The earthquake and its consequences for Turkish President Erdoğan – Politics

This week, the Turks had to get used to images that are impossible to get used to. In the city of Kahramanmaraş, they are now burying the dead in a field, in hastily dug ditches, it looks like after a massacre. There is a photo of a father not letting go of his daughter’s hand, whose body is still under the rubble. A drone is broadcasting footage from Hatay that looks like the city has been at war for years.

How many deaths will there be in the end? A comparison with the earthquake in Sichuan, China in 2008 circulated on Twitter on Friday: Four days later, the death toll there was similar to that in Turkey and Syria, where there are currently more than 21,000. In Sichuan, the number ended up being more than four times as many.

So what is still to come for the people in the disaster region? The number of deaths has recently increased by leaps and bounds, doubling approximately every day. Relatives are still standing in front of the rubble heaps of their houses and know that the buried victims hardly have a chance. And meanwhile the survivors themselves are struggling with the fact that there is no water coming out of the tap, that they cannot find any food. In Syria, the situation is similar – only worse, because there is hardly any help from abroad. The situation there is now so dramatic that people are no longer getting enough food.

The Turkish President has described the disaster as a “plan of fate”. Recep Tayyip Erdoğan has ruled Turkey for a very long time, so long that one can compare how he reacted to other earthquakes. In 2003, for example, when he had just become prime minister, the earth shook in Bingol province. Erdoğan promised consequences, he wanted to see who had enriched themselves during construction. And he said the quake “can’t be dismissed as fate.”

Erdoğan has given Turkey a new face

That’s what the “new Turkey” sounded like, which Erdoğan still talks about today. In addition to their human tragedy, the earthquakes are also an attack on this new Turkey. On the self-image of a society that saw itself on the way to modernity during the Erdoğan years. Things, that was Erdoğan’s promise, should now run differently, more correctly. At first he might have said: more European.

Erdoğan has given Turkey a new face. Yes, indeed: This country looks very different today than it did two decades ago. The President has shaped Turkey, with countless new high-rise residential buildings, for the construction of which he created his own authority, with motorways, bridges, clinics and airports in the easternmost corner of Anatolia. Today, Turkey builds drones and electric cars and has a say in the big geopolitical issues. For the republic’s 100th birthday this year, it should catch up with the ten largest economies in the world, that was Erdoğan’s goal.

There is no more talk of that. And it is precisely the buildings from the Erdoğan era that have been damaged or completely destroyed by the earthquakes. Apparently they just looked modern, they weren’t earthquake-proof. There, in the earthquake area, where many Erdoğan are still connected, something is coming to an end these days: the belief that one could quickly build into modernity.
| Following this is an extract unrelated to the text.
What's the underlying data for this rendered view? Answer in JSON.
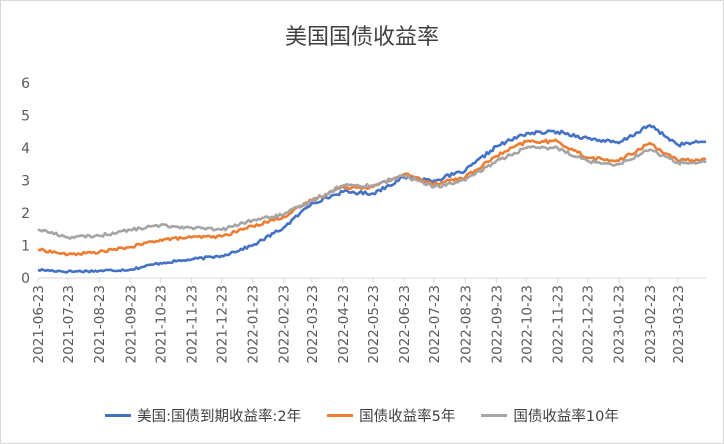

The helpers on site complain that the apparatus is overwhelmed

It is in these provinces that people suffer most from hyperinflation because of their poverty. Inflation robs them of much of the prosperity they achieved under Erdoğan. Inflation, too, reminds Turks of the 1990s. So: earlier. It’s just like the past is spitting out all over again. Ancient Turkey.

The helpers on site complain that the apparatus is overwhelmed. The levels of leadership, for which people were often chosen more for political allegiance than for competence – who chose them? Opposition politician Meral Akşener said this week: “Mr. Erdoğan wanted a one-man regime,” and now he is “solely responsible.”

Recep Tayyip Erdoğan doesn’t appear to be taking matters into his own hands. Just like in the attempted coup in 2016, when Erdoğan landed in Istanbul that night and drove to the city, an intrepid leader. After that, he really got the country under control. He was the state. Today his people are in shock, again, like after the putsch. Like then, there is a before and an after, Turkey is no longer the same after the earthquake. What does that mean for Erdoğan?

A Turkish journalist wrote this week that he was tired of all these questions: can the president still win? Are the elections even going to plan? Will Erdoğan leave voluntarily if he is voted out? He only wanted to say one thing, the man wrote, very clearly: it was Erdoğan “who got us into this situation.”